La chute d’Assad rebat les cartes au Moyen-Orient. La Turquie en profite pour imposer ses vues et devenir l’acteur clef de la région.
Avec Donald Trump, le multilatéralisme sera considérablement affaibli au profit d’une dynamique transactionnelle axée sur les relations bilatérales, où tout ou presque peut être négocié dans la recherche d’un deal acceptable pour les deux parties. Alors que la Russie ramène progressivement sa périphérie sous son giron, la Turquie fait face à un choix crucial. Et si l’Arménie se saisissait d’une fenêtre de tir qui lui soit donnée ?
Article paru dans le N56. Géopolitique des montagnes.
L’annonce fin novembre, faite par la Grèce, de livrer deux batteries russes de défense aérienne S300, naguère acquises par Chypre, a défrayé la chronique. Alliée de la République hellénique, la France a depuis deux ans amorcé une coopération militaire pour aider l’Arménie à assurer l’intégrité de son territoire face au bellicisme de l’Azerbaïdjan. Ajoutons, enfin, le rôle de l’Inde dont l’Arménie est devenue en un laps de temps assez court le principal client de son industrie d’armement.
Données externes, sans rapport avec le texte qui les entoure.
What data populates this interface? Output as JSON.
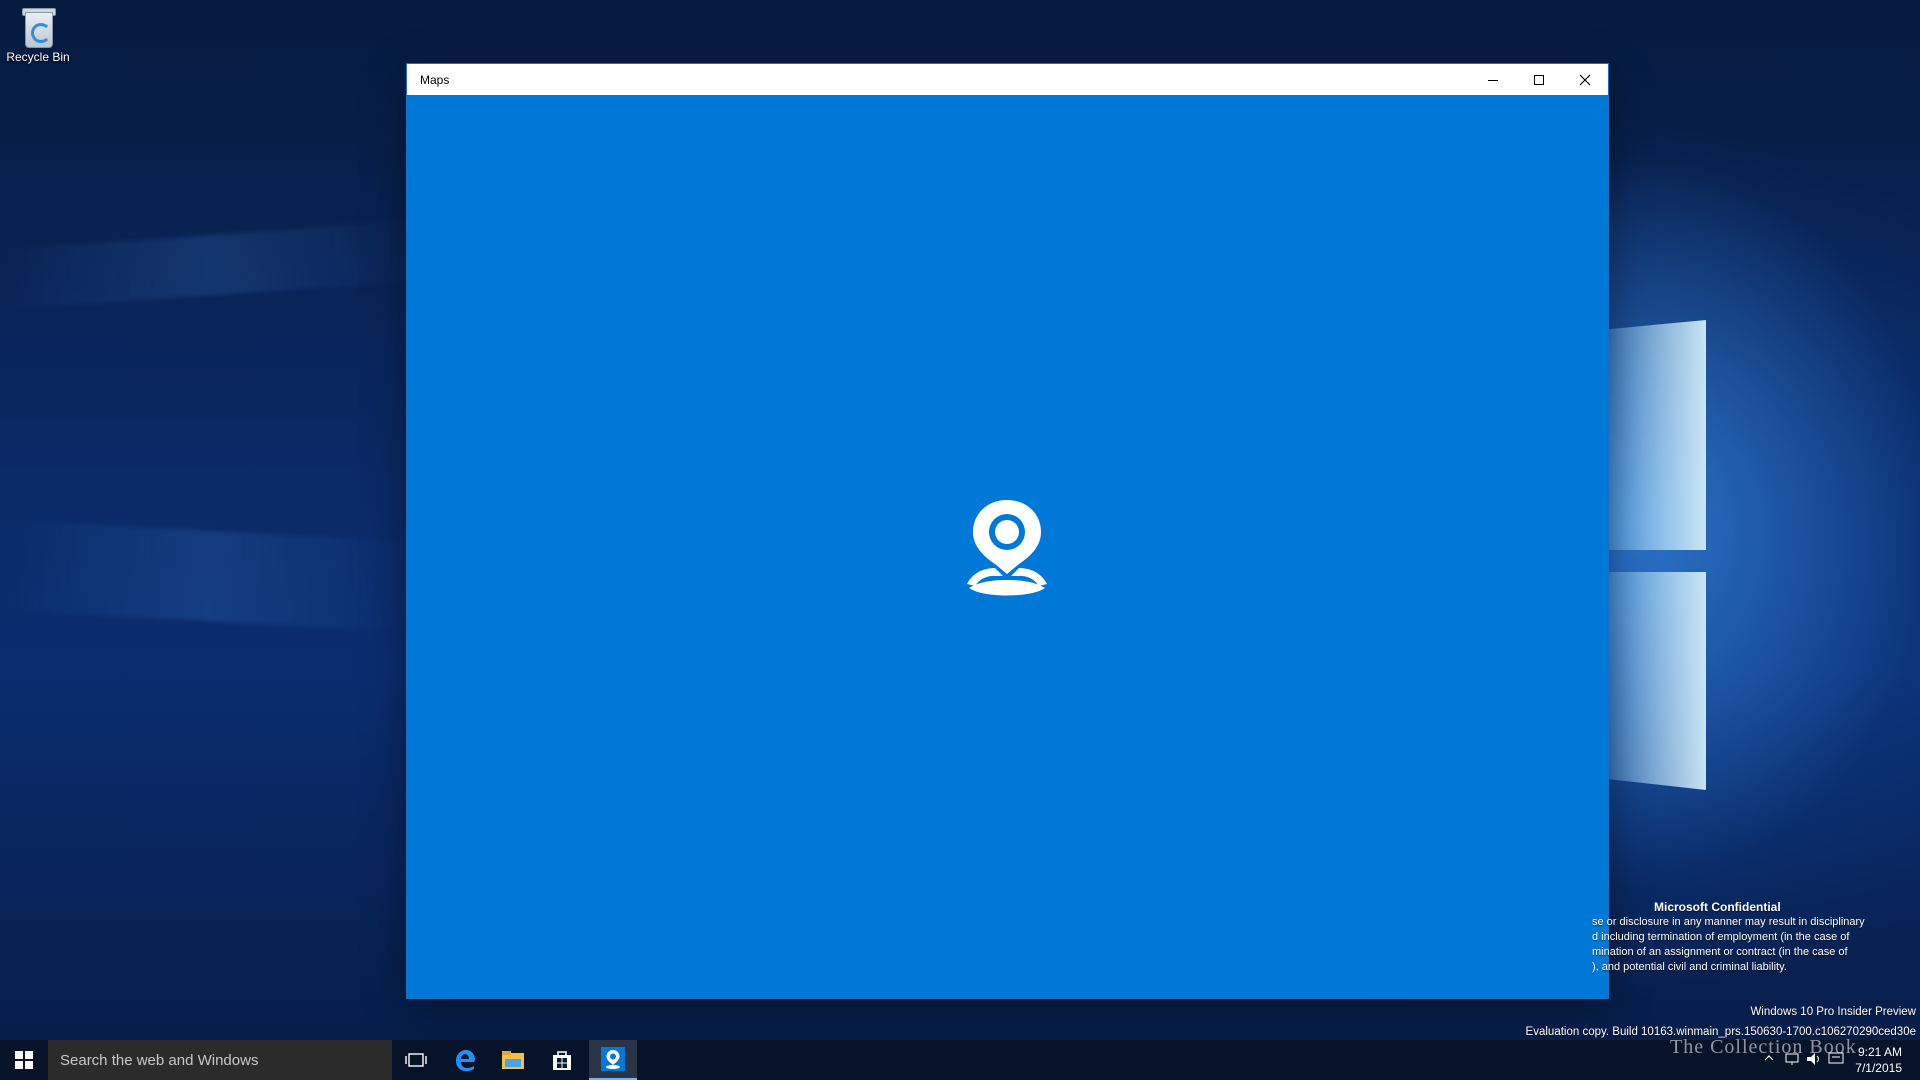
{
  "desktop": {
    "recycle_bin_label": "Recycle Bin"
  },
  "window": {
    "title": "Maps",
    "controls": {
      "minimize_icon": "minimize-icon",
      "maximize_icon": "maximize-icon",
      "close_icon": "close-icon"
    },
    "splash_icon": "maps-pin-icon",
    "accent_color": "#0078d7"
  },
  "confidential": {
    "heading": "Microsoft Confidential",
    "lines": [
      "se or disclosure in any manner may result in disciplinary",
      "d including termination of employment (in the case of",
      "mination of an assignment or contract (in the case of",
      "), and potential civil and criminal liability."
    ]
  },
  "evaluation": {
    "edition": "Windows 10 Pro Insider Preview",
    "build": "Evaluation copy. Build 10163.winmain_prs.150630-1700.c106270290ced30e"
  },
  "taskbar": {
    "search_placeholder": "Search the web and Windows",
    "pinned": [
      "task-view-icon",
      "edge-icon",
      "file-explorer-icon",
      "store-icon",
      "maps-icon"
    ],
    "clock_time": "9:21 AM",
    "clock_date": "7/1/2015"
  },
  "watermark": "The Collection Book"
}
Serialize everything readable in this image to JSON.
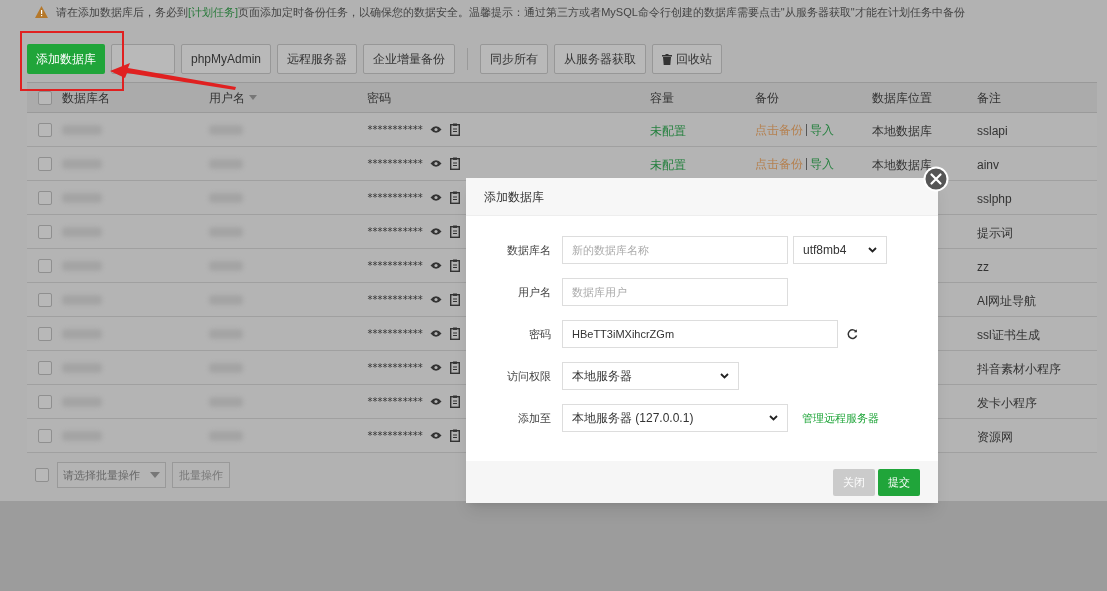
{
  "notice": {
    "before": "请在添加数据库后，务必到",
    "link": "[计划任务]",
    "after": "页面添加定时备份任务，以确保您的数据安全。温馨提示：通过第三方或者MySQL命令行创建的数据库需要点击\"从服务器获取\"才能在计划任务中备份"
  },
  "toolbar_groups": [
    [
      {
        "label": "添加数据库",
        "kind": "primary"
      },
      {
        "kind": "covered"
      },
      {
        "label": "phpMyAdmin",
        "kind": "default"
      },
      {
        "label": "远程服务器",
        "kind": "default"
      },
      {
        "label": "企业增量备份",
        "kind": "default"
      }
    ],
    [
      {
        "label": "同步所有",
        "kind": "default"
      },
      {
        "label": "从服务器获取",
        "kind": "default"
      },
      {
        "label": "回收站",
        "kind": "trash"
      }
    ]
  ],
  "table": {
    "columns": [
      {
        "label": "数据库名",
        "sortable": false
      },
      {
        "label": "用户名",
        "sortable": true
      },
      {
        "label": "密码",
        "sortable": false
      },
      {
        "label": "容量",
        "sortable": false
      },
      {
        "label": "备份",
        "sortable": false
      },
      {
        "label": "数据库位置",
        "sortable": false
      },
      {
        "label": "备注",
        "sortable": false
      }
    ],
    "header_checked": false,
    "rows": [
      {
        "checked": false,
        "password": "***********",
        "capacity": "未配置",
        "backup": "点击备份",
        "import": "导入",
        "location": "本地数据库",
        "note": "sslapi"
      },
      {
        "checked": false,
        "password": "***********",
        "capacity": "未配置",
        "backup": "点击备份",
        "import": "导入",
        "location": "本地数据库",
        "note": "ainv"
      },
      {
        "checked": false,
        "password": "***********",
        "note": "sslphp"
      },
      {
        "checked": false,
        "password": "***********",
        "note": "提示词"
      },
      {
        "checked": false,
        "password": "***********",
        "note": "zz"
      },
      {
        "checked": false,
        "password": "***********",
        "note": "AI网址导航"
      },
      {
        "checked": false,
        "password": "***********",
        "note": "ssl证书生成"
      },
      {
        "checked": false,
        "password": "***********",
        "note": "抖音素材小程序"
      },
      {
        "checked": false,
        "password": "***********",
        "note": "发卡小程序"
      },
      {
        "checked": false,
        "password": "***********",
        "note": "资源网"
      }
    ]
  },
  "bulk": {
    "checked": false,
    "select_placeholder": "请选择批量操作",
    "button": "批量操作"
  },
  "dialog": {
    "title": "添加数据库",
    "fields": [
      {
        "kind": "name",
        "label": "数据库名",
        "placeholder": "新的数据库名称",
        "charset": "utf8mb4"
      },
      {
        "kind": "user",
        "label": "用户名",
        "placeholder": "数据库用户"
      },
      {
        "kind": "password",
        "label": "密码",
        "value": "HBeTT3iMXihcrZGm"
      },
      {
        "kind": "access",
        "label": "访问权限",
        "value": "本地服务器"
      },
      {
        "kind": "target",
        "label": "添加至",
        "value": "本地服务器 (127.0.0.1)",
        "link": "管理远程服务器"
      }
    ],
    "buttons": [
      {
        "label": "关闭",
        "kind": "secondary"
      },
      {
        "label": "提交",
        "kind": "primary"
      }
    ]
  }
}
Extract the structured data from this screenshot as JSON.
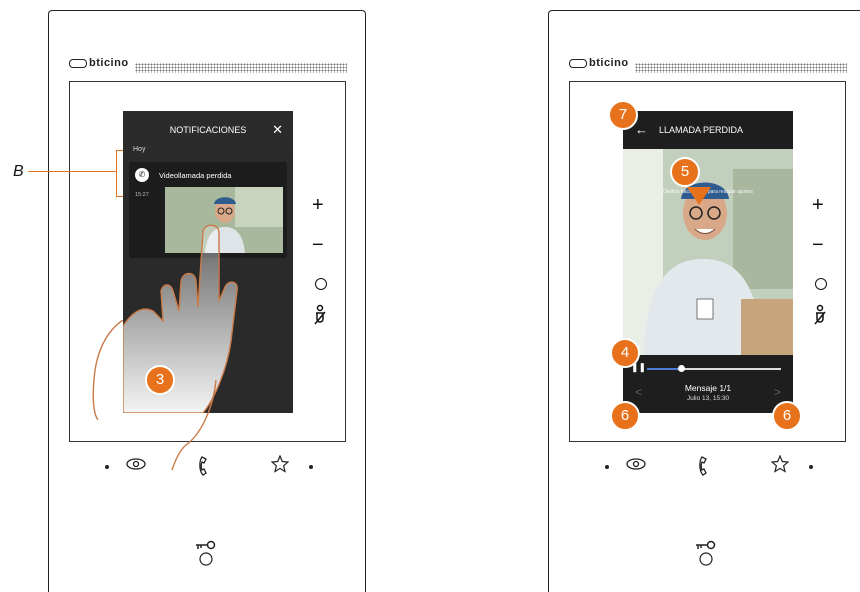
{
  "brand": "bticino",
  "panel_left": {
    "header_title": "NOTIFICACIONES",
    "close_glyph": "✕",
    "section_label": "Hoy",
    "notification_title": "Videollamada perdida",
    "notification_time": "15:27",
    "callout_label": "B",
    "step_badge": "3"
  },
  "panel_right": {
    "header_title": "LLAMADA PERDIDA",
    "back_glyph": "←",
    "hint_text": "Desliza hacia abajo para realizar ajustes",
    "message_label": "Mensaje 1/1",
    "message_date": "Julio 13, 15:30",
    "prev_glyph": "<",
    "next_glyph": ">",
    "playback_progress": 0.25,
    "badges": {
      "back": "7",
      "video": "5",
      "progress": "4",
      "prev": "6",
      "next": "6"
    }
  },
  "side_controls": {
    "plus": "+",
    "minus": "−"
  },
  "colors": {
    "accent": "#e8721c",
    "screen": "#2a2a2a",
    "progress": "#4a7bd8"
  }
}
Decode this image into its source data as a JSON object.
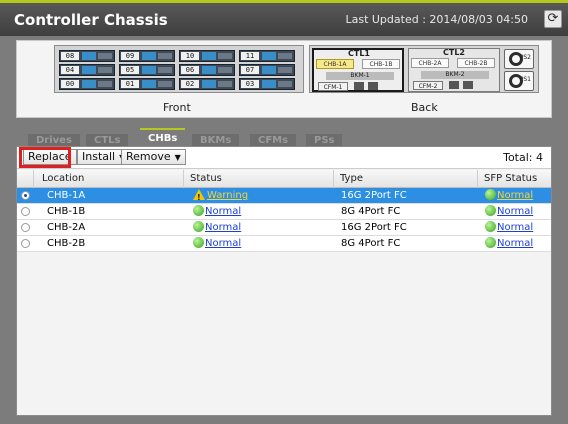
{
  "window": {
    "title": "Controller Chassis",
    "last_updated": "Last Updated : 2014/08/03 04:50",
    "refresh_icon": "refresh-icon"
  },
  "chassis": {
    "front_caption": "Front",
    "back_caption": "Back",
    "front_slots": [
      "08",
      "09",
      "10",
      "11",
      "04",
      "05",
      "06",
      "07",
      "00",
      "01",
      "02",
      "03"
    ],
    "ctl1": {
      "label": "CTL1",
      "chb_a": "CHB-1A",
      "chb_b": "CHB-1B",
      "bkm": "BKM-1",
      "cfm": "CFM-1"
    },
    "ctl2": {
      "label": "CTL2",
      "chb_a": "CHB-2A",
      "chb_b": "CHB-2B",
      "bkm": "BKM-2",
      "cfm": "CFM-2"
    },
    "ps1": "PS1",
    "ps2": "PS2"
  },
  "tabs": [
    {
      "label": "Drives"
    },
    {
      "label": "CTLs"
    },
    {
      "label": "CHBs"
    },
    {
      "label": "BKMs"
    },
    {
      "label": "CFMs"
    },
    {
      "label": "PSs"
    }
  ],
  "toolbar": {
    "replace_label": "Replace",
    "install_label": "Install",
    "remove_label": "Remove",
    "total": "Total: 4"
  },
  "table": {
    "columns": [
      "Location",
      "Status",
      "Type",
      "SFP Status"
    ],
    "rows": [
      {
        "location": "CHB-1A",
        "status": "Warning",
        "type": "16G 2Port FC",
        "sfp": "Normal"
      },
      {
        "location": "CHB-1B",
        "status": "Normal",
        "type": "8G 4Port FC",
        "sfp": "Normal"
      },
      {
        "location": "CHB-2A",
        "status": "Normal",
        "type": "16G 2Port FC",
        "sfp": "Normal"
      },
      {
        "location": "CHB-2B",
        "status": "Normal",
        "type": "8G 4Port FC",
        "sfp": "Normal"
      }
    ]
  },
  "colors": {
    "accent": "#b4c81e",
    "selection": "#2c8fe4",
    "highlight_box": "#e02020"
  }
}
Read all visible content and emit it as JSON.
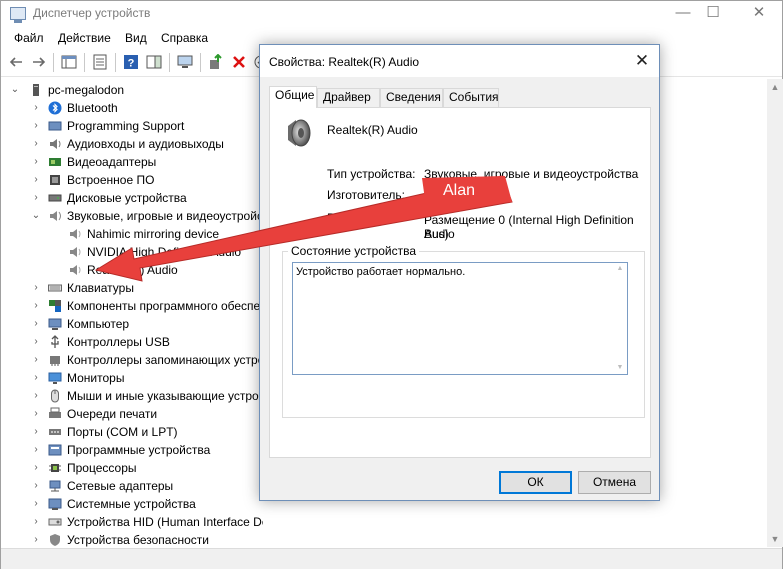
{
  "window": {
    "title": "Диспетчер устройств",
    "minimize": "—",
    "maximize": "☐",
    "close": "✕"
  },
  "menu": [
    "Файл",
    "Действие",
    "Вид",
    "Справка"
  ],
  "tree": {
    "root": "pc-megalodon",
    "items": [
      {
        "label": "Bluetooth",
        "icon": "bluetooth-icon",
        "expanded": false
      },
      {
        "label": "Programming Support",
        "icon": "device-icon",
        "expanded": false
      },
      {
        "label": "Аудиовходы и аудиовыходы",
        "icon": "audio-io-icon",
        "expanded": false
      },
      {
        "label": "Видеоадаптеры",
        "icon": "display-adapter-icon",
        "expanded": false
      },
      {
        "label": "Встроенное ПО",
        "icon": "firmware-icon",
        "expanded": false
      },
      {
        "label": "Дисковые устройства",
        "icon": "disk-icon",
        "expanded": false
      },
      {
        "label": "Звуковые, игровые и видеоустройства",
        "icon": "sound-icon",
        "expanded": true
      },
      {
        "label": "Nahimic mirroring device",
        "icon": "speaker-icon",
        "child": true
      },
      {
        "label": "NVIDIA High Definition Audio",
        "icon": "speaker-icon",
        "child": true
      },
      {
        "label": "Realtek(R) Audio",
        "icon": "speaker-icon",
        "child": true
      },
      {
        "label": "Клавиатуры",
        "icon": "keyboard-icon",
        "expanded": false
      },
      {
        "label": "Компоненты программного обеспечения",
        "icon": "software-icon",
        "expanded": false
      },
      {
        "label": "Компьютер",
        "icon": "computer-icon",
        "expanded": false
      },
      {
        "label": "Контроллеры USB",
        "icon": "usb-icon",
        "expanded": false
      },
      {
        "label": "Контроллеры запоминающих устройств",
        "icon": "storage-icon",
        "expanded": false
      },
      {
        "label": "Мониторы",
        "icon": "monitor-icon",
        "expanded": false
      },
      {
        "label": "Мыши и иные указывающие устройства",
        "icon": "mouse-icon",
        "expanded": false
      },
      {
        "label": "Очереди печати",
        "icon": "printer-icon",
        "expanded": false
      },
      {
        "label": "Порты (COM и LPT)",
        "icon": "port-icon",
        "expanded": false
      },
      {
        "label": "Программные устройства",
        "icon": "software-device-icon",
        "expanded": false
      },
      {
        "label": "Процессоры",
        "icon": "cpu-icon",
        "expanded": false
      },
      {
        "label": "Сетевые адаптеры",
        "icon": "network-icon",
        "expanded": false
      },
      {
        "label": "Системные устройства",
        "icon": "system-icon",
        "expanded": false
      },
      {
        "label": "Устройства HID (Human Interface Devices)",
        "icon": "hid-icon",
        "expanded": false
      },
      {
        "label": "Устройства безопасности",
        "icon": "security-icon",
        "expanded": false
      }
    ]
  },
  "dialog": {
    "title": "Свойства: Realtek(R) Audio",
    "tabs": [
      "Общие",
      "Драйвер",
      "Сведения",
      "События"
    ],
    "device_name": "Realtek(R) Audio",
    "type_label": "Тип устройства:",
    "type_value": "Звуковые, игровые и видеоустройства",
    "manufacturer_label": "Изготовитель:",
    "location_label": "Размещение:",
    "location_value_line1": "Размещение 0 (Internal High Definition Audio",
    "location_value_line2": "Bus)",
    "status_group": "Состояние устройства",
    "status_text": "Устройство работает нормально.",
    "ok": "ОК",
    "cancel": "Отмена"
  },
  "annotation": {
    "label": "Alan",
    "color": "#e8403c"
  }
}
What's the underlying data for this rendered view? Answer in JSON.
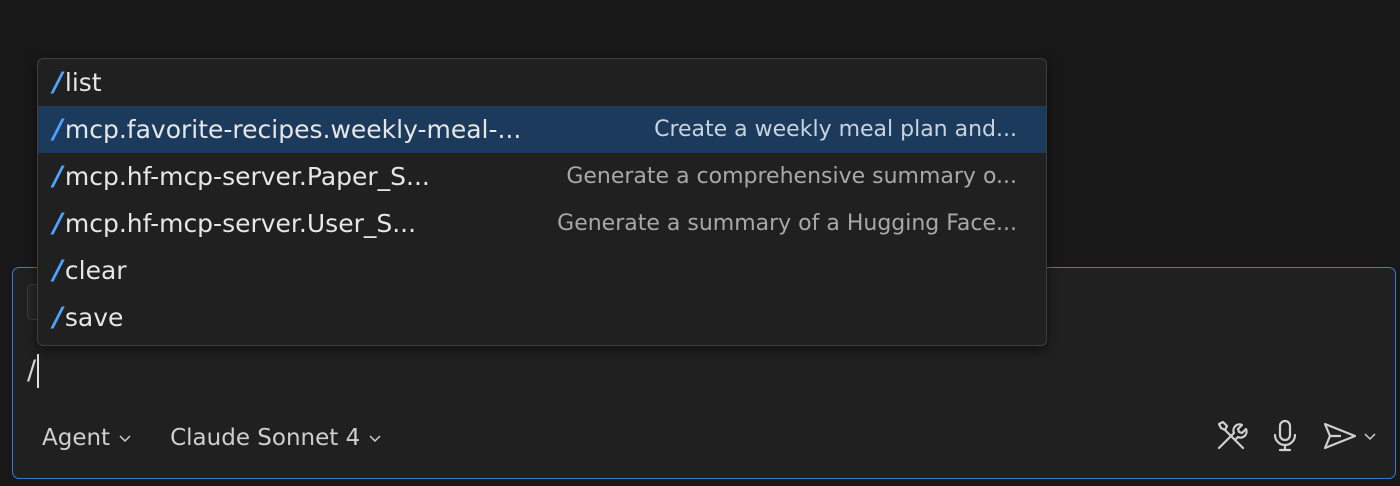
{
  "composer": {
    "input_value": "/",
    "mode_picker": "Agent",
    "model_picker": "Claude Sonnet 4",
    "icons": [
      "tools-icon",
      "microphone-icon",
      "send-icon",
      "chevron-down-icon"
    ],
    "accent_color": "#3a7bd5"
  },
  "slash_menu": {
    "highlight_color": "#1c3b5c",
    "slash_color": "#4da3ff",
    "items": [
      {
        "slash": "/",
        "command": "list",
        "description": ""
      },
      {
        "slash": "/",
        "command": "mcp.favorite-recipes.weekly-meal-...",
        "description": "Create a weekly meal plan and..."
      },
      {
        "slash": "/",
        "command": "mcp.hf-mcp-server.Paper_S...",
        "description": "Generate a comprehensive summary o..."
      },
      {
        "slash": "/",
        "command": "mcp.hf-mcp-server.User_S...",
        "description": "Generate a summary of a Hugging Face..."
      },
      {
        "slash": "/",
        "command": "clear",
        "description": ""
      },
      {
        "slash": "/",
        "command": "save",
        "description": ""
      }
    ]
  }
}
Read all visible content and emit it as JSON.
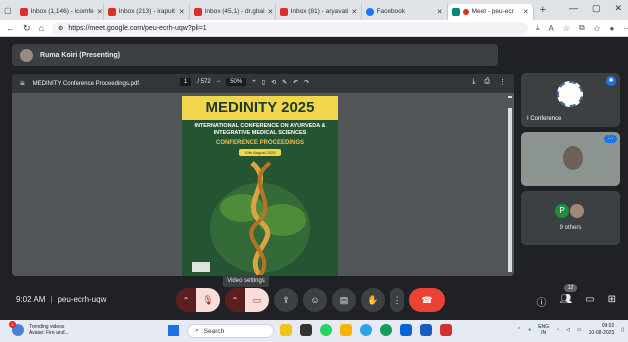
{
  "browser": {
    "tabs": [
      {
        "label": "Inbox (1,146) - icomfe",
        "icon": "gmail-icon",
        "color": "#d93025"
      },
      {
        "label": "Inbox (213) - irapult",
        "icon": "gmail-icon",
        "color": "#d93025"
      },
      {
        "label": "Inbox (45,1) - dr.gbai",
        "icon": "gmail-icon",
        "color": "#d93025"
      },
      {
        "label": "Inbox (81) - aryavati",
        "icon": "gmail-icon",
        "color": "#d93025"
      },
      {
        "label": "Facebook",
        "icon": "facebook-icon",
        "color": "#1877f2"
      },
      {
        "label": "Meet - peu-ecr",
        "icon": "meet-icon",
        "color": "#00897b"
      }
    ],
    "url": "https://meet.google.com/peu-ecrh-uqw?pli=1"
  },
  "meet": {
    "presenter": "Ruma Koiri (Presenting)",
    "pdf": {
      "filename": "MEDINITY Conference Proceedings.pdf",
      "page": "1",
      "page_total": "/ 572",
      "zoom": "50%"
    },
    "cover": {
      "title": "MEDINITY 2025",
      "conference": "INTERNATIONAL CONFERENCE ON AYURVEDA & INTEGRATIVE MEDICAL SCIENCES",
      "proceedings": "CONFERENCE PROCEEDINGS",
      "date": "10th August 2025"
    },
    "tiles": {
      "tile1_name": "I Conference",
      "tile3_initial": "P",
      "others": "9 others"
    },
    "tooltip": "Video settings",
    "time": "9:02 AM",
    "meeting_code": "peu-ecrh-uqw",
    "participants_count": "12"
  },
  "taskbar": {
    "weather_title": "Trending videos",
    "weather_sub": "Avatar: Fire and...",
    "notification_count": "2",
    "search_placeholder": "Search",
    "lang_top": "ENG",
    "lang_bottom": "IN",
    "clock_time": "09:02",
    "clock_date": "10-08-2025"
  }
}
Une Russie renforcée dans son étranger proche
Il s’agit là de signes encourageants qui marquent une rupture avec l’isolement d’Erevan depuis son lâchage par la Russie, confirmé en septembre 2022 lorsque l’OTSC n’était pas intervenue pour défendre l’attaque de l’Azerbaïdjan. Les armes livrées par la France suffiront-elles à renforcer la sécurité de l’Arménie ? Rien n’est moins sûr. Surtout si l’on tient compte du contexte de vide sécuritaire suscité par la guerre d’Ukraine, une guerre qui à l’évidence nous a fait basculer dans une nouvelle réalité que les dirigeants arméniens n’avaient guère eu l’intelligence d’anticiper, en dotant l’armée arménienne d’une doctrine adaptée aux enjeux. Un monde enfin où malgré tous ses sacrifices, le budget de la défense de l’Arménie ne pourra guère égaliser celui de l’Azerbaïdjan.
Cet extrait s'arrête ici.